I normally design all of my templates using ss8, ss10, and ss16. I never have any problems weeding the little circles from my sticky flock template, but every single time I design anything in ss6 I have so much trouble getting it to weed! 

The first problem I have is when it starts to cut, I notice that it'll pick up one or two circles in the blade. I usually pause the job and clean out the blade holder with a can of air. Then I can resume it where it left off. Anyone know why it's doing this?

The second problem happens when I start to weed. It looks great at the beginning of the job, but somewhere in the middle it looks like the sticky flock isn't even cut completely through. 

Anyone know any tricks to cut templates using ss6 stones? Please help! I'm sick of picking holes out of templates!!


----------



## dazzabling (Sep 21, 2011)

if the holes are completely round another poster stated a way to get them all off is use a piece of freezer paper and squeegee then peel back

I actually used my work table and it worked perfect sometimes the backing of sticky flock can get too warm and may not be able to hold the holes.


----------



## DivineBling (Sep 14, 2010)

If your blade is picking up little circles, it's probably extended too far out. Strangely, sometimes when I have it extended too far, the circles don't weed as well.

Are you using one pass or two?


----------



## Krystle1981 (Oct 1, 2010)

I'm using 2 passes. I'm going to play with the blade a little and try to cut it again...


----------



## Krystle1981 (Oct 1, 2010)

That fixed it!
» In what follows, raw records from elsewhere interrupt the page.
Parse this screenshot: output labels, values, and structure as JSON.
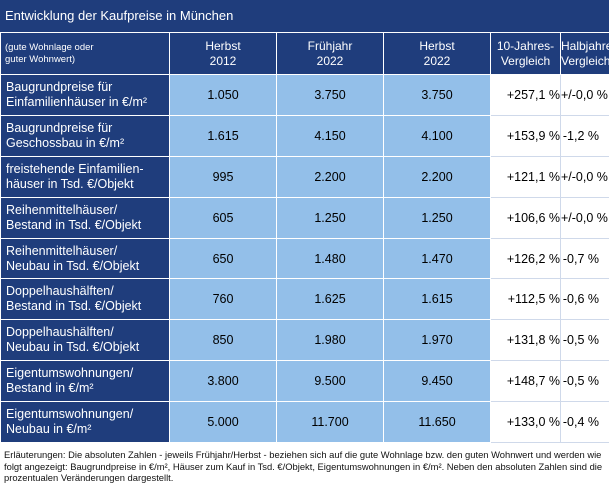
{
  "title": "Entwicklung der Kaufpreise in München",
  "header": {
    "first": [
      "(gute Wohnlage oder",
      "guter Wohnwert)"
    ],
    "columns": [
      [
        "Herbst",
        "2012"
      ],
      [
        "Frühjahr",
        "2022"
      ],
      [
        "Herbst",
        "2022"
      ],
      [
        "10-Jahres-",
        "Vergleich"
      ],
      [
        "Halbjahres-",
        "Vergleich"
      ]
    ]
  },
  "rows": [
    {
      "label": [
        "Baugrundpreise für",
        "Einfamilienhäuser in €/m²"
      ],
      "h2012": "1.050",
      "f2022": "3.750",
      "h2022": "3.750",
      "ten": "+257,1 %",
      "half": "+/-0,0 %"
    },
    {
      "label": [
        "Baugrundpreise für",
        "Geschossbau in €/m²"
      ],
      "h2012": "1.615",
      "f2022": "4.150",
      "h2022": "4.100",
      "ten": "+153,9 %",
      "half": "-1,2 %"
    },
    {
      "label": [
        "freistehende Einfamilien-",
        "häuser in Tsd. €/Objekt"
      ],
      "h2012": "995",
      "f2022": "2.200",
      "h2022": "2.200",
      "ten": "+121,1 %",
      "half": "+/-0,0 %"
    },
    {
      "label": [
        "Reihenmittelhäuser/",
        "Bestand in Tsd. €/Objekt"
      ],
      "h2012": "605",
      "f2022": "1.250",
      "h2022": "1.250",
      "ten": "+106,6 %",
      "half": "+/-0,0 %"
    },
    {
      "label": [
        "Reihenmittelhäuser/",
        "Neubau in Tsd. €/Objekt"
      ],
      "h2012": "650",
      "f2022": "1.480",
      "h2022": "1.470",
      "ten": "+126,2 %",
      "half": "-0,7 %"
    },
    {
      "label": [
        "Doppelhaushälften/",
        "Bestand in Tsd. €/Objekt"
      ],
      "h2012": "760",
      "f2022": "1.625",
      "h2022": "1.615",
      "ten": "+112,5 %",
      "half": "-0,6 %"
    },
    {
      "label": [
        "Doppelhaushälften/",
        "Neubau in Tsd. €/Objekt"
      ],
      "h2012": "850",
      "f2022": "1.980",
      "h2022": "1.970",
      "ten": "+131,8 %",
      "half": "-0,5 %"
    },
    {
      "label": [
        "Eigentumswohnungen/",
        "Bestand in €/m²"
      ],
      "h2012": "3.800",
      "f2022": "9.500",
      "h2022": "9.450",
      "ten": "+148,7 %",
      "half": "-0,5 %"
    },
    {
      "label": [
        "Eigentumswohnungen/",
        "Neubau in €/m²"
      ],
      "h2012": "5.000",
      "f2022": "11.700",
      "h2022": "11.650",
      "ten": "+133,0 %",
      "half": "-0,4 %"
    }
  ],
  "footnote": "Erläuterungen: Die absoluten Zahlen - jeweils Frühjahr/Herbst - beziehen sich auf die gute Wohnlage bzw. den guten Wohnwert und werden wie folgt angezeigt: Baugrundpreise in €/m², Häuser zum Kauf in Tsd. €/Objekt, Eigentumswohnungen in €/m². Neben den absoluten Zahlen sind die prozentualen Veränderungen dargestellt."
}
YAY!!! It was definitely the blade causing the problem. Do you normally change your blade settings when you cut ss6 on Sticky Flock? It's a little weird that my same settings weren't working.


----------



## DivineBling (Sep 14, 2010)

I try not to cut ss6 whenever possible. LOL

But two passes might also be overkill for ss6. I never use two passes ever.


----------



## Krystle1981 (Oct 1, 2010)

I normally cut with one pass but when I noticed it wasn't weeding at all I switched it to two passes hoping that would fix it. The final one was done using two passes and it cut and weeded beautifully once I adjusted my blade.


----------